Courtesy Tech II
By Christine Graf
In 2021, an estimated 37 percent businesses were the target of ransomware—a type of malicious software designed to block access to a computer system until a sum of money is paid.
The price tag for these worldwide attacks was a staggering $20 billion. The dollar amount is expected to reach $265 billion by 2031, experts say.
In order to combat ransomware and other cybersecurity attacks, the Federal Bureau of Investigation (FBI) has partnered with members of the private sector. Through a program called InfraGard, they work together to protect the country’s critical infrastructure.
Craig Stephenson, senior cybersecurity analyst at Tech II Business Services in Saratoga Springs, is a member of InfraGard. Tech II provides managed information technology services to small and medium sized businesses.

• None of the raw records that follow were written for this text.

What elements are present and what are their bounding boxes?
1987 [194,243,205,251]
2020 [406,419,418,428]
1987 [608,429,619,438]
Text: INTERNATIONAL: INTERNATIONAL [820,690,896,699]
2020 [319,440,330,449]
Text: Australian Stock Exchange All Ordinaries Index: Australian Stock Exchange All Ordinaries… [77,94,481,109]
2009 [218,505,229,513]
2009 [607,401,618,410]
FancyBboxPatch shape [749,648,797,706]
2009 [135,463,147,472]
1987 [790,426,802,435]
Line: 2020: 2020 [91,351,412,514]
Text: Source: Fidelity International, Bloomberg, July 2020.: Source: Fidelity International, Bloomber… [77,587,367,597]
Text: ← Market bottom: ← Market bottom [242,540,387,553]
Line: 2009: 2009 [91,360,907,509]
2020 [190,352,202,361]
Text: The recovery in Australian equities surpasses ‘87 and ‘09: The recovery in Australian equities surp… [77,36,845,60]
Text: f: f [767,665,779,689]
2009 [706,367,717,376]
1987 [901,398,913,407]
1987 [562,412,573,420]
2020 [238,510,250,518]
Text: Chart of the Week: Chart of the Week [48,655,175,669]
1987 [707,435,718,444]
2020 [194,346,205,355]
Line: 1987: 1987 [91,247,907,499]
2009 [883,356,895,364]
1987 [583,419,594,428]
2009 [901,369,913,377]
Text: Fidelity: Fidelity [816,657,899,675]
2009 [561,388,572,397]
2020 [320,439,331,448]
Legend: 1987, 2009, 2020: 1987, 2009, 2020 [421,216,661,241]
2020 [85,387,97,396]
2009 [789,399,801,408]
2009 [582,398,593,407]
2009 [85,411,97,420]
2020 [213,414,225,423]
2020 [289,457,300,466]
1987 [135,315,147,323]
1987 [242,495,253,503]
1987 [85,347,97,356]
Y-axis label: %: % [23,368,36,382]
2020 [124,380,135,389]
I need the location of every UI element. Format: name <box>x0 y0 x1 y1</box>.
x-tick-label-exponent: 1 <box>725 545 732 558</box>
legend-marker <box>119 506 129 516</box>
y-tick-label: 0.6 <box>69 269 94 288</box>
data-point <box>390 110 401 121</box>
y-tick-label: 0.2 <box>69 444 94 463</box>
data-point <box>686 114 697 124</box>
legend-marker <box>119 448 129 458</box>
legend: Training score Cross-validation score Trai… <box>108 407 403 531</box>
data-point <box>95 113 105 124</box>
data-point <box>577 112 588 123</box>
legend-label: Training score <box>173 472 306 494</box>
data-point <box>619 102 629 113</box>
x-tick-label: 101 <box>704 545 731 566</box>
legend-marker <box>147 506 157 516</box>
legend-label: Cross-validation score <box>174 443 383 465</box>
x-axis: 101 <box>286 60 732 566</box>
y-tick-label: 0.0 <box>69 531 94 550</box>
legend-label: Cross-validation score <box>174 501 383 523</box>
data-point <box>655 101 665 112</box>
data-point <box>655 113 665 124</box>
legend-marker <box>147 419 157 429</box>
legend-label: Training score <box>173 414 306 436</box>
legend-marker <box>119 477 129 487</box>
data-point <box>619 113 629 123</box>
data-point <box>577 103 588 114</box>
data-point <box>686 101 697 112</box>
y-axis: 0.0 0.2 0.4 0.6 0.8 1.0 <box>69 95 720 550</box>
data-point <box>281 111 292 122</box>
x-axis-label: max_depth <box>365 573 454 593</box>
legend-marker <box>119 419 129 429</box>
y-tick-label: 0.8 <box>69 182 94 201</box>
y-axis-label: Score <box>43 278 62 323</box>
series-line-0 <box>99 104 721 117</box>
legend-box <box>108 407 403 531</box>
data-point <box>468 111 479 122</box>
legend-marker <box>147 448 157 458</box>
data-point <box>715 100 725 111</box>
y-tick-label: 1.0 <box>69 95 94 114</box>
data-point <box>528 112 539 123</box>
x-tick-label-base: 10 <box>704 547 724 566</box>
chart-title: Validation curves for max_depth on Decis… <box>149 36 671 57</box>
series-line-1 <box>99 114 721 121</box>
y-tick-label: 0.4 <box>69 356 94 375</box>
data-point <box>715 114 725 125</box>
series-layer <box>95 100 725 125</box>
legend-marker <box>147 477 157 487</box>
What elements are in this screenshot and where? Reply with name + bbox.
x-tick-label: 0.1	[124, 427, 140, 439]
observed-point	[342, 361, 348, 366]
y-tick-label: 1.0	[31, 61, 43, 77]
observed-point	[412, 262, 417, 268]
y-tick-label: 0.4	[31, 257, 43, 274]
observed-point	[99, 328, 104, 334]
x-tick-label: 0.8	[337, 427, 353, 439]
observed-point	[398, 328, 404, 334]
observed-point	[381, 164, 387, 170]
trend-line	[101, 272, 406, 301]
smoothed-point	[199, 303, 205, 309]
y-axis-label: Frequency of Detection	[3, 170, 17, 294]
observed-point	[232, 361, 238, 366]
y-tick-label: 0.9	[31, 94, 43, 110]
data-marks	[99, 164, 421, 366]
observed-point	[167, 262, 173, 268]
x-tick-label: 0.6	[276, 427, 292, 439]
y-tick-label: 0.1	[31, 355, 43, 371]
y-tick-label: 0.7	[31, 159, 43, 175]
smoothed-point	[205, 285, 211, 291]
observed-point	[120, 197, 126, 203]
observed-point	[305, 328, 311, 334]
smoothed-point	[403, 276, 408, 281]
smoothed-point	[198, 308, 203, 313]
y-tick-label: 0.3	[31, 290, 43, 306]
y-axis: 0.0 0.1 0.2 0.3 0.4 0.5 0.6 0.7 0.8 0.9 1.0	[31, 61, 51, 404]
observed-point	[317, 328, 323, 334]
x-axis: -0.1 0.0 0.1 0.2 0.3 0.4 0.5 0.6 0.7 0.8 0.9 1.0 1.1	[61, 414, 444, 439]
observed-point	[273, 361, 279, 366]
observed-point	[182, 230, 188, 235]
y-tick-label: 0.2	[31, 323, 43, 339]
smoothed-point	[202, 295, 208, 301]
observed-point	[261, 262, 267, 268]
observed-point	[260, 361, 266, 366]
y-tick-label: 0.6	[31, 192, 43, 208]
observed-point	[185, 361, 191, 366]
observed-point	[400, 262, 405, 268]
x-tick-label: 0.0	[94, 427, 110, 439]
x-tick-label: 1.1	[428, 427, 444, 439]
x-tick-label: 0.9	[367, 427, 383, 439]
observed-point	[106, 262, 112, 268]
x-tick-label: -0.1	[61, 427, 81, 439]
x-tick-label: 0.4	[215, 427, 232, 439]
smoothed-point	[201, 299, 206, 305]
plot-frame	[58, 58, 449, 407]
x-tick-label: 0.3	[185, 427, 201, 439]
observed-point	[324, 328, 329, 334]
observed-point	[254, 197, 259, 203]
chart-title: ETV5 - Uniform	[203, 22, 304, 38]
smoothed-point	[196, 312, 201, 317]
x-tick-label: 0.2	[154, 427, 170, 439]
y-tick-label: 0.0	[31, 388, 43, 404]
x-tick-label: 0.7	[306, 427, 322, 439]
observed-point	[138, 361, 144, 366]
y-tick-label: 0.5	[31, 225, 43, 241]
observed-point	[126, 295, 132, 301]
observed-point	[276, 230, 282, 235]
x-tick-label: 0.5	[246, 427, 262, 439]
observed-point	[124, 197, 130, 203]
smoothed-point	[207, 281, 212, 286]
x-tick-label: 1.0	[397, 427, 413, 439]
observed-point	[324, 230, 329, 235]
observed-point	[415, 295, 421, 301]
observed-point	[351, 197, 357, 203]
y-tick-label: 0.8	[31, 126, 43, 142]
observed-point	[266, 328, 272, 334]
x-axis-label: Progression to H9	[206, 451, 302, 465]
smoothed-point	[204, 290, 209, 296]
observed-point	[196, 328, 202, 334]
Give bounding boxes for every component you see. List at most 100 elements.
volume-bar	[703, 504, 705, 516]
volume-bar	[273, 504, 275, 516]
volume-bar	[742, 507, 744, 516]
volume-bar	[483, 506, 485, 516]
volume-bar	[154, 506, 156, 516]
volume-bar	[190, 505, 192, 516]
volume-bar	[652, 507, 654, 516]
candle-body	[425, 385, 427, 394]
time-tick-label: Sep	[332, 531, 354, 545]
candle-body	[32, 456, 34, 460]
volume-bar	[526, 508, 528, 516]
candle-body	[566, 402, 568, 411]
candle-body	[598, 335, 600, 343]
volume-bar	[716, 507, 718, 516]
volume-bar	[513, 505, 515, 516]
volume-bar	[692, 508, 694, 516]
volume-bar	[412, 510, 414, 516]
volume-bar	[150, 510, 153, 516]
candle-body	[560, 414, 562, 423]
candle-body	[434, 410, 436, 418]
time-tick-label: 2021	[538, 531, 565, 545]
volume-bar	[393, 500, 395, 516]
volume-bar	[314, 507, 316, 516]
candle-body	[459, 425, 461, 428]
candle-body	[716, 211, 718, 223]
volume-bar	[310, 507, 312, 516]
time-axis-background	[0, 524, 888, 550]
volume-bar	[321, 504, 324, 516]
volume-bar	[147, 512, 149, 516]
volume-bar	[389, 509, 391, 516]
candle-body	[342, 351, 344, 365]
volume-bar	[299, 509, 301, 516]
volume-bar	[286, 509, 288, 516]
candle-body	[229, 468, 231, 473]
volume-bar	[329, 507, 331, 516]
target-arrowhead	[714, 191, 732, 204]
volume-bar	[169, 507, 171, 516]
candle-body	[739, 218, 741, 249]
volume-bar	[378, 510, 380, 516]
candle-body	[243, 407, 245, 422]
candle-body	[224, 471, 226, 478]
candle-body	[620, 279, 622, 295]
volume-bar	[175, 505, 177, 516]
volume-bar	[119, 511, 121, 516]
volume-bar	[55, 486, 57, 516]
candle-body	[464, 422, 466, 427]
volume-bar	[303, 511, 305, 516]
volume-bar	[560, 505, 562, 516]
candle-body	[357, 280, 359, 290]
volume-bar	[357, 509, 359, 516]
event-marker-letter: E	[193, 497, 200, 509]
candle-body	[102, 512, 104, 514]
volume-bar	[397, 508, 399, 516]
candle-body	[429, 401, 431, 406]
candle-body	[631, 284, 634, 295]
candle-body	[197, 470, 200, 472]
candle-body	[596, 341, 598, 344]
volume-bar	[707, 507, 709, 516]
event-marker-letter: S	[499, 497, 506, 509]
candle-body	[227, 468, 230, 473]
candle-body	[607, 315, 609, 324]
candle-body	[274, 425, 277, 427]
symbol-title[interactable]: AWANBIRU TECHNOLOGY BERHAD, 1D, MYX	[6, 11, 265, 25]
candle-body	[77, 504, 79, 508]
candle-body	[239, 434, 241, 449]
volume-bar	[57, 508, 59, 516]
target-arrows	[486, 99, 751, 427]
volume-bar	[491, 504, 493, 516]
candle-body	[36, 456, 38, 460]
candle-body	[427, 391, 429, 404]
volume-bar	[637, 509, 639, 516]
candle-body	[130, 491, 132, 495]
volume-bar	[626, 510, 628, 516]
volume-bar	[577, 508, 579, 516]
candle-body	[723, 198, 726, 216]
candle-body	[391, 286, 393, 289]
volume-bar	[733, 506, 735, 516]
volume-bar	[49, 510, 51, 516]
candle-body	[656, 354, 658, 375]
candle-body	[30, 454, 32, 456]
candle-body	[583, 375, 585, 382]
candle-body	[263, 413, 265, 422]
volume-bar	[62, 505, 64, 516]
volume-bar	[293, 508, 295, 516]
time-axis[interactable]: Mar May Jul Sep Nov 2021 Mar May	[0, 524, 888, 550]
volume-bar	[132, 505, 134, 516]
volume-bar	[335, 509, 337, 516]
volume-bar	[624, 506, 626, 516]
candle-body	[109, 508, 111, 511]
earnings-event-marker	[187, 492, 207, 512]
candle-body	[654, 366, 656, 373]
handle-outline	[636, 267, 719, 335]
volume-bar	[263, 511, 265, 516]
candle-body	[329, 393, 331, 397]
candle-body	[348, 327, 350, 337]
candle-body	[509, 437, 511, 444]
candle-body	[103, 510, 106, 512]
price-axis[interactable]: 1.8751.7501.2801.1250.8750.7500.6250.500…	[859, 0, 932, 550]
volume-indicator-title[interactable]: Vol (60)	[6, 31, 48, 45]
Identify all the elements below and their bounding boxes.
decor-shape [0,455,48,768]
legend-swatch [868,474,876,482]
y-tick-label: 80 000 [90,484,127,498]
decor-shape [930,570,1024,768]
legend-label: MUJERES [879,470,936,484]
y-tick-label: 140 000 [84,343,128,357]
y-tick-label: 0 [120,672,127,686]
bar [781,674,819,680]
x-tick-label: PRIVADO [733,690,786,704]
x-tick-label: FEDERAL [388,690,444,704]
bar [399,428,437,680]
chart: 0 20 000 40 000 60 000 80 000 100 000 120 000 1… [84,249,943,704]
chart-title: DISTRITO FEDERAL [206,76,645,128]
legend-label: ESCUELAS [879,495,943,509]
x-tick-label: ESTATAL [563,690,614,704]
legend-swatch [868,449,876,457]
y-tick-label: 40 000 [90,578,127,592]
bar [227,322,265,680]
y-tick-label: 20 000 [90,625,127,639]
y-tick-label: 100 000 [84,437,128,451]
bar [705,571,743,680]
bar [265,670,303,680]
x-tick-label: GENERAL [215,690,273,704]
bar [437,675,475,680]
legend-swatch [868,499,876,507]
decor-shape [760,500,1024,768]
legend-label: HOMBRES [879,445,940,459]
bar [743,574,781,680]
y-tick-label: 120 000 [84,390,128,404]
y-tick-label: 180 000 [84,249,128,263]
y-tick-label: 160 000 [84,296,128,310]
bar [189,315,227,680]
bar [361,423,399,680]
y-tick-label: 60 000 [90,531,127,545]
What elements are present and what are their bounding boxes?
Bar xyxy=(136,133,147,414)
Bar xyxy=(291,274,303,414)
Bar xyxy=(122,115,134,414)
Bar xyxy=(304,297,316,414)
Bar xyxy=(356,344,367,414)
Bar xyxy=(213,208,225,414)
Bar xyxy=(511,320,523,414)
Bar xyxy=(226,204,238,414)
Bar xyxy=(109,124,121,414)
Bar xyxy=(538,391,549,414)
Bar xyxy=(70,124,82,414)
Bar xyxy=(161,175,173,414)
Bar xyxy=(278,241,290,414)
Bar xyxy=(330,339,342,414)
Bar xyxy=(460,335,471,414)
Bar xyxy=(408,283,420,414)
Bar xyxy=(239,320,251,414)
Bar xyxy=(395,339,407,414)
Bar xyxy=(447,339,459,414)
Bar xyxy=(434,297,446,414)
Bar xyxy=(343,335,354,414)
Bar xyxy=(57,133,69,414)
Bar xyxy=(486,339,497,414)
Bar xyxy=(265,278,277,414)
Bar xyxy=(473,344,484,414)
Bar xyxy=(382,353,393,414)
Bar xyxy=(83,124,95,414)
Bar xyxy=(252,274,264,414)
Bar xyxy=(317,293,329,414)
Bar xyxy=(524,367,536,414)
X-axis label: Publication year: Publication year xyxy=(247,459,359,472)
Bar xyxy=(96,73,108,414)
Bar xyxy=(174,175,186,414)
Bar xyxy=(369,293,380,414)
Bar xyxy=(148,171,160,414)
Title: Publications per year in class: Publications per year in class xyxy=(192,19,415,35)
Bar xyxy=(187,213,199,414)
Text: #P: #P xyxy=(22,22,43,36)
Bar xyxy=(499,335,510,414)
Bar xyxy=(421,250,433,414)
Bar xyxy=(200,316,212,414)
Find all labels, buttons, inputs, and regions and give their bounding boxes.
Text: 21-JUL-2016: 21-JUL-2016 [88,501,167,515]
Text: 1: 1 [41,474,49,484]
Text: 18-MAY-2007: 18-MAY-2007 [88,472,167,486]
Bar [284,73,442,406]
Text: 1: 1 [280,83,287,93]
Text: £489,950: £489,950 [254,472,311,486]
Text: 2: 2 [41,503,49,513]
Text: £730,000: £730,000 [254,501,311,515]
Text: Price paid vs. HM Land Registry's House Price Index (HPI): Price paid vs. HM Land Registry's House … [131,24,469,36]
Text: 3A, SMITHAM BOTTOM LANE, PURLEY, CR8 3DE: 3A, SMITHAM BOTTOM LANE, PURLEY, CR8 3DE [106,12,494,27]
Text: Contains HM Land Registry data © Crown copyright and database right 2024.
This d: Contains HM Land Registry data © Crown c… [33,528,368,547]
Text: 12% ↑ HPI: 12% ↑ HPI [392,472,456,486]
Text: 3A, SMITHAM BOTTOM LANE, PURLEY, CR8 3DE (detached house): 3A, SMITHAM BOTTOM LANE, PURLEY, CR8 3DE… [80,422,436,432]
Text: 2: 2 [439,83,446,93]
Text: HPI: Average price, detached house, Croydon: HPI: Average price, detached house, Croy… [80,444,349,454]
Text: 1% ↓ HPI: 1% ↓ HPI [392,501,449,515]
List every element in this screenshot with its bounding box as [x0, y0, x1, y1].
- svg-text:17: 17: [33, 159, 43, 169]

According to Stephenson, cyberattacks represent a clear and present danger to all companies regardless of size.
“We are being inundated on a daily basis by bad actors from around the world. They are trying to steal the intellectual property from businesses or trying to get money from them. The FBI put together an unclassified video, and it’s an eye opener on how China is specifically and systematically trying to attack the United States in regards to stealing intellectual property.”
When it comes to ransomware, Stephenson said what he calls the “human firewall” is to blame for most attacks.
“The way that most ransomware is getting into systems is when someone is clicking on an email they aren’t supposed to.”
He said it is vital for companies to educate their employees on how to avoid falling victim to ransomware. One way that Tech II Business Services works to educate their clients is through the use of phishing campaigns. By sending out bogus phishing emails, they are able to determine if any employees within an organization click on what is designed to resemble a suspicious link.
“What this does is that it trains employees,” said Stephenson. “One of the things that small businesses need to understand is that they are required by New York state law—the SHIELD Act—to do this type of training for their employees on an annual basis.”
As part of the SHIELD Act, administrative, technical, and physical safeguards must be adopted by any person or business that maintains private information.
Bryan Brayton, director of managed services at Layer Eight, agrees that employee training is essential. His company provides managed informational technology services to small and medium sized businesses in the Capital Region and North Country.
“At the end of the day, the most vulnerable portion of the business IT infrastructure is the user,” said Brayton. “One of the most important things that small businesses can do is to educate their employees and have formal cybersecurity training programs. When you hear about these ransomware attacks or breaches, in rare cases it is an actual hack or vulnerability. Normally what happens is that a user was tricked into clicking on an infected attachment or going to web site that is harvesting their credentials.”
Once an attack occurs, companies that do not maintain regular data backups are more likely to pay the ransom.
“The advice is never to pay the ransom, but at the end of the day, if you need to get your data back, you are probably going to pay the ransom,” said Brayton.
Although none of Layer Eight’s clients have fallen victim to ransomware attacks, Brayton said several local companies have retained their services after being attacked.
In addition to training employees, businesses should have adequate endpoint protection as well as next generation firewalls. Software and hardware should also be kept up to date.
“That includes all of the latest operating system and application patches. All of that can mostly be automated and should be done at least weekly,” he said.
Password management is another area that companies as well as individuals should pay attention to. Brayton cautions against using the same password for multiple sites or saving passwords in an Excel spreadsheet. Instead, he recommends using a secure password manager that can be accessed through a multi-factor authentication (MFA).
MFA is an authentication method that requires the user to provide more than one verification method in order to gain access to a computer application or online account. Stephenson recommends using MFA on every application that a person uses whether it is for business or personal use.
Because of the SHIELD Act, it is essential that business owners understand their legal responsibility when it comes to cybersecurity. The laws are designed to protect the customer, not the business owner.
“Your retail stores and small mom and pop businesses weren’t covered by the cybersecurity legislation in New York state until the SHIELD Act was expanded in March of 2020. Every business in the state is now covered by a minimal set of laws related to cybersecurity protection. If you’re not comfortable doing this yourself, you should be reaching out to a managed service provider. It doesn’t matter who it is. Just do it,” said Brayton.
Companies that are cutting costs by opting not to contract a managed service provider may end up paying in the long run. More than 60 percent of small businesses are forced to close within six months of experiencing a significant data loss. In 2019, the average cost to a small or medium sized business to recover from a security breach was $129,000.
When it comes to protecting personal data, Brayton advises people to pay attention to their online accounts.
“We’re seeing a trend that someone will end up with your user name and password to your IRA or other retirement account,” he said. “They will get access to your retirement accounts and start setting up loans to pay out to themselves. Unless you are paying attention to your 401K, you have no idea that loan even happened.”
Stephenson said it is also important to stay up to date on the new ways in which cyber criminals are targeting victims.
“You need to continually educate yourself to what is going on in the world in regards to how these people are trying to steal your money, and your identity. They are going to go to any lengths to get it. They have no scruples or morals.”